To many Americans that sounded like a reward for criminal behavior, and they were having none of it. They blamed the violence on liberal permissiveness, and outside agitators and demanded more police, heavy weaponry, and tougher prison sentences. With the exception of the Martin Luther King Hospital, which was the one tangible thing that came out of the riots, the McCone Commission's recommendations were mostly ignored. The few piecemeal, badly mismanaged poverty programs, slapped together to cool out the ghetto, did little to relieve the misery of the black poor.

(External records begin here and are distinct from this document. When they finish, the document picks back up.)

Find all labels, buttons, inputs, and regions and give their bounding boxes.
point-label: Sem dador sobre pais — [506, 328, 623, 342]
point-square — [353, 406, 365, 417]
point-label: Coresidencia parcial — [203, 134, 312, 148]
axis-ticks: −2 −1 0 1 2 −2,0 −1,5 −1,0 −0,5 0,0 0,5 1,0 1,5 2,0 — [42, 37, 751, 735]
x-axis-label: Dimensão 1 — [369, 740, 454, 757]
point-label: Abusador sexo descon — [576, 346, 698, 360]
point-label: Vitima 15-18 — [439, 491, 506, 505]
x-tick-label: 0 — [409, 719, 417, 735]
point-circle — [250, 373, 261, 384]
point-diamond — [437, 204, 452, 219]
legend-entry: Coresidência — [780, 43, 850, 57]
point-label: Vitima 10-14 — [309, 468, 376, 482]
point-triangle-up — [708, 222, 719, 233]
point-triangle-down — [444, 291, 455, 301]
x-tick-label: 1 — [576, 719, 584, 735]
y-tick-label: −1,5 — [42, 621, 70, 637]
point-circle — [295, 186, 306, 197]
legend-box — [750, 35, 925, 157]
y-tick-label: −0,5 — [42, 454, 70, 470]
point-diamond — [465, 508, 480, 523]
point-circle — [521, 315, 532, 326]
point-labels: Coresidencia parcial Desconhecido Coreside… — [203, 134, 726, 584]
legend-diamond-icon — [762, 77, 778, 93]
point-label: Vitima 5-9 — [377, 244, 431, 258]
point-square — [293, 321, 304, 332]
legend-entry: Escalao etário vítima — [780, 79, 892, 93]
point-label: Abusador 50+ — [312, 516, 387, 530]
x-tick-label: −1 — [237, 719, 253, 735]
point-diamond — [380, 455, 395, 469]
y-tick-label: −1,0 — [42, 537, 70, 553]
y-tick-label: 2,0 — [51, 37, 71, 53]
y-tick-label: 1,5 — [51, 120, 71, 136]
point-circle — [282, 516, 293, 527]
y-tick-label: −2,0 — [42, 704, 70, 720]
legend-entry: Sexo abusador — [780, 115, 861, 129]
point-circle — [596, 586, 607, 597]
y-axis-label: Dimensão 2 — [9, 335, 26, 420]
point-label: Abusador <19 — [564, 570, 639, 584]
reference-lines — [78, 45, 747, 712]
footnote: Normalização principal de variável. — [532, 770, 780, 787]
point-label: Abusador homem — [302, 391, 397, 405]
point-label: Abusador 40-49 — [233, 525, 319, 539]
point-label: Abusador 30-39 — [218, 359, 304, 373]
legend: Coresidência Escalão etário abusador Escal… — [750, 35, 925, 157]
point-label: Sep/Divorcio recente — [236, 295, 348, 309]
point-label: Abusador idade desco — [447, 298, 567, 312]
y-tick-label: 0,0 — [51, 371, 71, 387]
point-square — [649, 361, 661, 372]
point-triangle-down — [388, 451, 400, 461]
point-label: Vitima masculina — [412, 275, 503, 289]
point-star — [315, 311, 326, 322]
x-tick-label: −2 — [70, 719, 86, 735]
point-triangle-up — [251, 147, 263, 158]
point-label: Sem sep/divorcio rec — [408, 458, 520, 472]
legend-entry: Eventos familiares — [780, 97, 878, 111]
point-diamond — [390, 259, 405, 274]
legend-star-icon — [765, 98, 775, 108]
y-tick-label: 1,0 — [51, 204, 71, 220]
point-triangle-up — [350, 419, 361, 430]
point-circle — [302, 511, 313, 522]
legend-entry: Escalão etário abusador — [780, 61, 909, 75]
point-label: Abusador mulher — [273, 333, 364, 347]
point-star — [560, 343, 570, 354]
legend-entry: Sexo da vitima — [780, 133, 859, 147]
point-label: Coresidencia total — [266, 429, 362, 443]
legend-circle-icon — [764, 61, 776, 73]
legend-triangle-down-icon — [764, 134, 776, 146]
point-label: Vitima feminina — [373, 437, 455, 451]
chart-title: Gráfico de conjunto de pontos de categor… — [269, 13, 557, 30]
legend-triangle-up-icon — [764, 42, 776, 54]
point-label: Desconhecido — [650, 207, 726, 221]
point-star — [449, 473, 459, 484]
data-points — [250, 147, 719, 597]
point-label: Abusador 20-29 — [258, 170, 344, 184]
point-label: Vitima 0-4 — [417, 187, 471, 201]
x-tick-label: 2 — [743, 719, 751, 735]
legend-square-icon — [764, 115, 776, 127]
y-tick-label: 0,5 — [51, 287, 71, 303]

Watts and other black ghettoes were written off as vast wastelands of violence and despair. That became a self-fulfilling prophecy. Many banks, corporations, as well as government officials reneged on their promises to fund and build top-notch stores, make more home and business loans, and provide massive funding for job and social service programs in ghettoes such as Watts. Business leaders had horrific visions of their banks and stores going up in smoke or being hopelessly plagued by criminal violence.
The street, for instance, that my friends and I were shooed down by the police and the guardsman 40 years ago looks no different today. There are fast food restaurants, beauty shops, and liquor stores, mom and pop grocery stores. The street is just as unkempt, pothole-ridden, and trash-littered.
In July, the local chapters of the National Urban League and the United Way issued an unprecedented report on the State of Black LA. The report called the conditions in Watts and South Los Angeles dismal. Blacks have higher dropout and homeless rates, die earlier and in greater numbers, are more likely to be jailed and serve longer sentences, and are far and away more likely to be victims of racial hate crimes than any other group in Los Angeles County. King hospital, once a shining symbol of change and progress, is mired in bitter controversy over mismanagement, medical incompetence and patient neglect. The threat of closure hangs perennially over the hospital.
Watts is no longer the national and world symbol of American urban racial destruction, neglect and despair. But the poverty, violence and neglect that made it that symbol is still very much there. Forty years later that hasn't changed.